The adventures of comic book superheroes are our modern mythology - fantastical sagas filled with moral lessons that are shared across cultures. Where these heroes come from, however, is not always widely known.
When it comes to Marvel Comics, the clean and easy superhero origin stories are familiar to moviegoing audiences. They translate well to the silver screen. But there are countless comic book characters whose backstories remain the exclusive domain of diehard readers. Some of these lesser-known tales are downright harrowing. Their origin stories are rife with pain, tragedy, and horror - and sometimes, all three! They can’t all be radioactive bites and WWII-era government serums. Some heroes get their powers the ugly way.
A clone of Wolverine who experiences horrific experiments early in life, Laura Kinney does not have a happy backstory. Raised in captivity to become a merciless slayer, Kinney’s only bright spot in life is her surrogate mother. But that relationship only leads to further tragedy.
One of the experiments performed by the Weapon X program involves the creation of a “trigger scent,” a substance that makes Kinney fly into an uncontrollable rage and take out everything in her sight. When she begins to rebel against her controllers, they use the trigger scent to force Laura to slay her own mother. Kinney ultimately escapes the facility to start a life on the streets.
In a way, Wolverine has two origins. The more well-known story, frequently referenced in the X-Men films, involves Wolverine's time with Weapon X. While part of the shadowy government program, the mutant has liquid adamantium forcefully bonded to his skeleton. By comparison, the first appearance of Wolverine's genetic abilities (healing factor, enhanced senses, and bone claws) is relatively obscure.
Growing up in the late 19th century under his original name, James Howlett, Wolverine first discovers his claws and healing factor as a young man - and does so in a suitably depressing fashion. Unbeknownst to himself, Howlett is the offspring of a tryst between his mother and their family employee, Thomas Logan. When Thomas drunkenly confronts and slays the man Howlett believes to be his father, Howlett reacts in a moment of passion. He fatally pierces his biological father with the bone claws that unexpectedly spring from his hands. It’s an ugly scene, and made more confusing to the young man when the wounds on his hands mysteriously heal.
Many superheroes experience tragic origins but eventually move on to the stalwart existence of a costumed vigilante. This is not the case for the mutant known as Rogue. Rogue’s mutant abilities, which allow her to absorb the memories, powers, and even personality of anyone she comes into physical contact with, have made her life a difficult and lonely one. They’ve done so from the very beginning.
As a teenager, Rogue was in the throes of young love before everything went horribly wrong. During her first kiss with a boy named Cody, the magical moment becomes horrific when her powers suddenly kick in. She absorbs Cody's life force, leaving him in a coma. It’s understandable that Rogue has had relationship issues ever since.

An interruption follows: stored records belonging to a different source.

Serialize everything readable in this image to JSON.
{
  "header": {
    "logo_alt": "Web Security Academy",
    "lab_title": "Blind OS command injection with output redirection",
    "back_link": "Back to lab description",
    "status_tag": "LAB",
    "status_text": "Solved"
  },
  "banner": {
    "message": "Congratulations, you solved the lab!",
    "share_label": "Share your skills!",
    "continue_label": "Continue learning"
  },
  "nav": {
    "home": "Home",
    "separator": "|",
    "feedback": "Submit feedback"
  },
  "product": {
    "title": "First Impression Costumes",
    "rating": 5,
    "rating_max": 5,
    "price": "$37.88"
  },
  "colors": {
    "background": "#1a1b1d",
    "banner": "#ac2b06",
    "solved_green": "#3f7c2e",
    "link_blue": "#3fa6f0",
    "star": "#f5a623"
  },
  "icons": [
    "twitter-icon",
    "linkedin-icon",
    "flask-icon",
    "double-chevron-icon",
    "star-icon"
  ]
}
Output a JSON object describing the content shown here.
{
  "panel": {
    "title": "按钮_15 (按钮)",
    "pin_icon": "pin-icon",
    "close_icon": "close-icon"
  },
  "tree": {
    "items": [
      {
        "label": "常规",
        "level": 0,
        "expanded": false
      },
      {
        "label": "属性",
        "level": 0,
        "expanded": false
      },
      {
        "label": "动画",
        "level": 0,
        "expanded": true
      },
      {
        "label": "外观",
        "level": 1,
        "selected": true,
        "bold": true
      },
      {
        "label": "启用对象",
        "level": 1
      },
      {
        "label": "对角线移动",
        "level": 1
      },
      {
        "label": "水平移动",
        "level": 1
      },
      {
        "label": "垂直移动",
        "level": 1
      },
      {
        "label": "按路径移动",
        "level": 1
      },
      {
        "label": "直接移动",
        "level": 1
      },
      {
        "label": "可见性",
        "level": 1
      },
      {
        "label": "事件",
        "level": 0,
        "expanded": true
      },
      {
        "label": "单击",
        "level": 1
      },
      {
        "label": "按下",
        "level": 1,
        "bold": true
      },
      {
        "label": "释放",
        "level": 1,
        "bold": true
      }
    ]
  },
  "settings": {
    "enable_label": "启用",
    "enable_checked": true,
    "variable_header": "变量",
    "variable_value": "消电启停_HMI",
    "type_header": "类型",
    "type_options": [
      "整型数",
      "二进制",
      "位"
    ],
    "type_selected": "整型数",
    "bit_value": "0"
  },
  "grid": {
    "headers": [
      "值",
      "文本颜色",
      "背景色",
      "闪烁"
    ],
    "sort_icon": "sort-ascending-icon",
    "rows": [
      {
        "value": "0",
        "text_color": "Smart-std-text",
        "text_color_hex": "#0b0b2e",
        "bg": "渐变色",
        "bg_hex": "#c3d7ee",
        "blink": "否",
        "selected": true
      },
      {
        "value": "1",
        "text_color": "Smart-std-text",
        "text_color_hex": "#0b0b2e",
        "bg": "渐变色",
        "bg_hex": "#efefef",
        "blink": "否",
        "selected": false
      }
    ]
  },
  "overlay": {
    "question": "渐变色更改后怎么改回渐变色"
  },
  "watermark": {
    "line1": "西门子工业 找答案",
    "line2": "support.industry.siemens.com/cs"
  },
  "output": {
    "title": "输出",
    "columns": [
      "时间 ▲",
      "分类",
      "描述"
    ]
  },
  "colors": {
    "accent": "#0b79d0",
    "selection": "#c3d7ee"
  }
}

In the beginning, Rocket is indeed a raccoon - or at least, a member of an alien species visually indistinguishable from Earth raccoons. Rocket and his fellow beings live on a planet-sized psychiatric facility known as Halfworld where they serve as therapy animals. That is, until the robot therapists left in charge of the asylum gain sentience and abandon their posts.

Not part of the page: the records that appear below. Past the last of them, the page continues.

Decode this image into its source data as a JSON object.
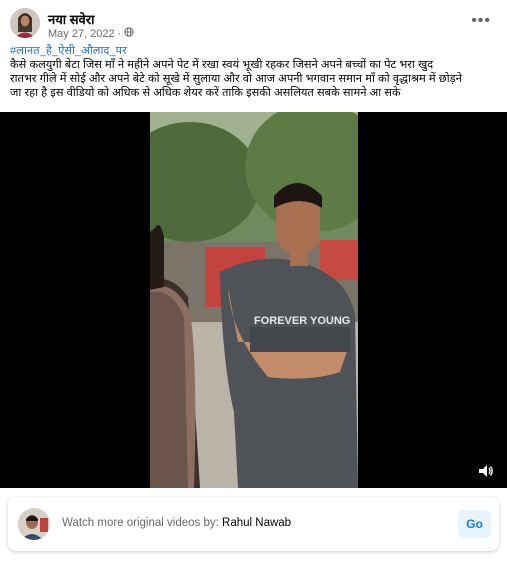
{
  "post": {
    "page_name": "नया सवेरा",
    "date": "May 27, 2022",
    "privacy_icon": "globe-icon",
    "more_icon": "more-horizontal-icon",
    "hashtag": "#लानत_है_ऐसी_औलाद_पर",
    "caption_lines": [
      "कैसे कलयुगी बेटा जिस माँ ने महीने अपने पेट में रखा  स्वयं भूखी रहकर जिसने अपने बच्चों का पेट भरा खुद",
      "रातभर गीले में सोई और अपने बेटे को सूखे में सुलाया और वो आज अपनी भगवान समान माँ को वृद्धाश्रम में छोड़ने",
      "जा रहा है इस वीडियो को अधिक से अधिक शेयर करें ताकि इसकी असलियत सबके सामने आ सके"
    ]
  },
  "video": {
    "shirt_text": "FOREVER YOUNG",
    "volume_icon": "volume-icon"
  },
  "promo": {
    "prefix": "Watch more original videos by: ",
    "author": "Rahul Nawab",
    "go_label": "Go"
  },
  "colors": {
    "link": "#216fdb",
    "button_bg": "#e7f3ff",
    "button_text": "#1877f2"
  }
}
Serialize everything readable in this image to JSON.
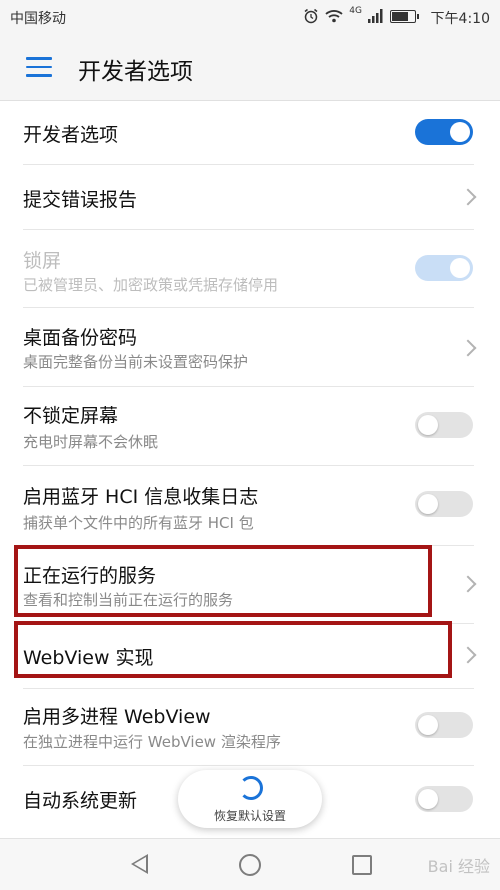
{
  "status_bar": {
    "carrier": "中国移动",
    "time": "下午4:10",
    "icons": [
      "alarm-icon",
      "wifi-icon",
      "signal-icon",
      "battery-icon"
    ],
    "network": "4G"
  },
  "app_bar": {
    "title": "开发者选项",
    "menu_icon": "menu-icon"
  },
  "items": [
    {
      "label": "开发者选项",
      "control": "toggle",
      "state": "on"
    },
    {
      "label": "提交错误报告",
      "control": "chevron"
    },
    {
      "label": "锁屏",
      "sublabel": "已被管理员、加密政策或凭据存储停用",
      "control": "toggle",
      "state": "on",
      "disabled": true
    },
    {
      "label": "桌面备份密码",
      "sublabel": "桌面完整备份当前未设置密码保护",
      "control": "chevron"
    },
    {
      "label": "不锁定屏幕",
      "sublabel": "充电时屏幕不会休眠",
      "control": "toggle",
      "state": "off"
    },
    {
      "label": "启用蓝牙 HCI 信息收集日志",
      "sublabel": "捕获单个文件中的所有蓝牙 HCI 包",
      "control": "toggle",
      "state": "off"
    },
    {
      "label": "正在运行的服务",
      "sublabel": "查看和控制当前正在运行的服务",
      "control": "chevron",
      "highlighted": true
    },
    {
      "label": "WebView 实现",
      "control": "chevron",
      "highlighted": true
    },
    {
      "label": "启用多进程 WebView",
      "sublabel": "在独立进程中运行 WebView 渲染程序",
      "control": "toggle",
      "state": "off"
    },
    {
      "label": "自动系统更新",
      "control": "toggle",
      "state": "off"
    }
  ],
  "restore_button": {
    "label": "恢复默认设置",
    "icon": "refresh-icon"
  },
  "nav_bar": {
    "icons": [
      "back-icon",
      "home-icon",
      "recents-icon"
    ]
  },
  "watermark": "Bai 经验",
  "colors": {
    "accent": "#1a73d8",
    "highlight_border": "#a41515",
    "toggle_off": "#e3e3e3"
  }
}
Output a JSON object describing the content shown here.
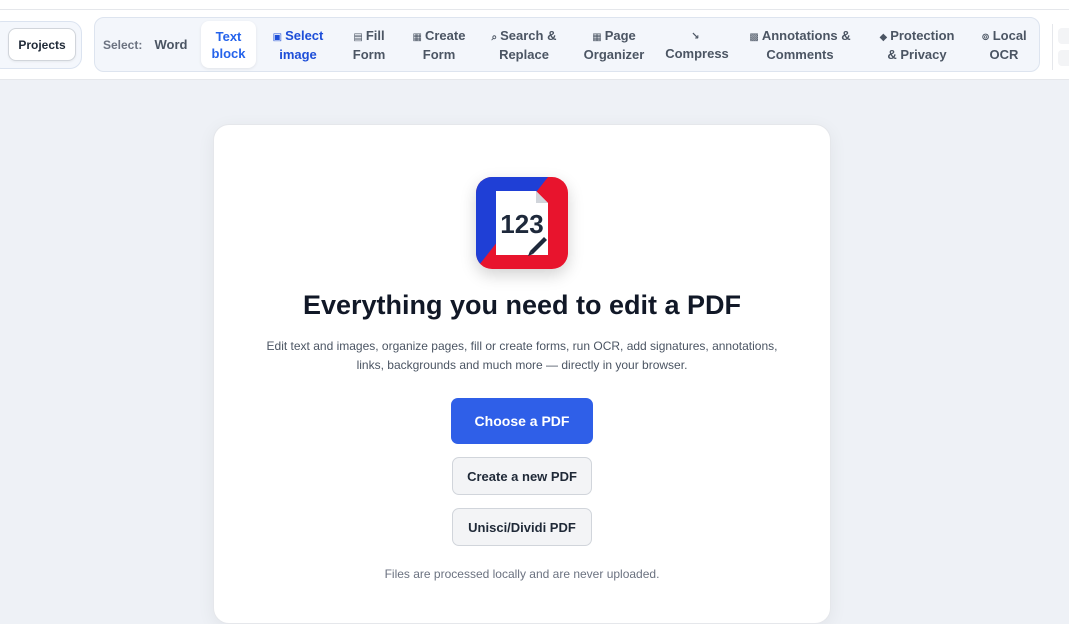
{
  "toolbar": {
    "projects_label": "Projects",
    "select_label": "Select:",
    "tools": [
      {
        "icon": "",
        "line1": "Word",
        "line2": ""
      },
      {
        "icon": "",
        "line1": "Text",
        "line2": "block"
      },
      {
        "icon": "▣",
        "line1": "Select",
        "line2": "image"
      },
      {
        "icon": "▤",
        "line1": "Fill",
        "line2": "Form"
      },
      {
        "icon": "▦",
        "line1": "Create",
        "line2": "Form"
      },
      {
        "icon": "⌕",
        "line1": "Search &",
        "line2": "Replace"
      },
      {
        "icon": "▦",
        "line1": "Page",
        "line2": "Organizer"
      },
      {
        "icon": "↘",
        "line1": "",
        "line2": "Compress"
      },
      {
        "icon": "▩",
        "line1": "Annotations &",
        "line2": "Comments"
      },
      {
        "icon": "◆",
        "line1": "Protection",
        "line2": "& Privacy"
      },
      {
        "icon": "⊚",
        "line1": "Local",
        "line2": "OCR"
      }
    ]
  },
  "logo": {
    "text": "123"
  },
  "main": {
    "headline": "Everything you need to edit a PDF",
    "subtext": "Edit text and images, organize pages, fill or create forms, run OCR, add signatures, annotations, links, backgrounds and much more — directly in your browser.",
    "choose_label": "Choose a PDF",
    "create_label": "Create a new PDF",
    "merge_label": "Unisci/Dividi PDF",
    "footnote": "Files are processed locally and are never uploaded."
  },
  "colors": {
    "accent": "#2f5fe8",
    "logo_blue": "#1f3fd6",
    "logo_red": "#e8142d"
  }
}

Rather than leaving the patients of Halfworld to fend for themselves, the robots perform genetic experiments on Rocket and the other companion critters, granting them awareness, intelligence, and some anthropomorphic features. When Rocket and his allies uncover the truth of their creation, they experience a rather understandable existential crisis. This traumatic origin informs Rocket’s personality to the present day.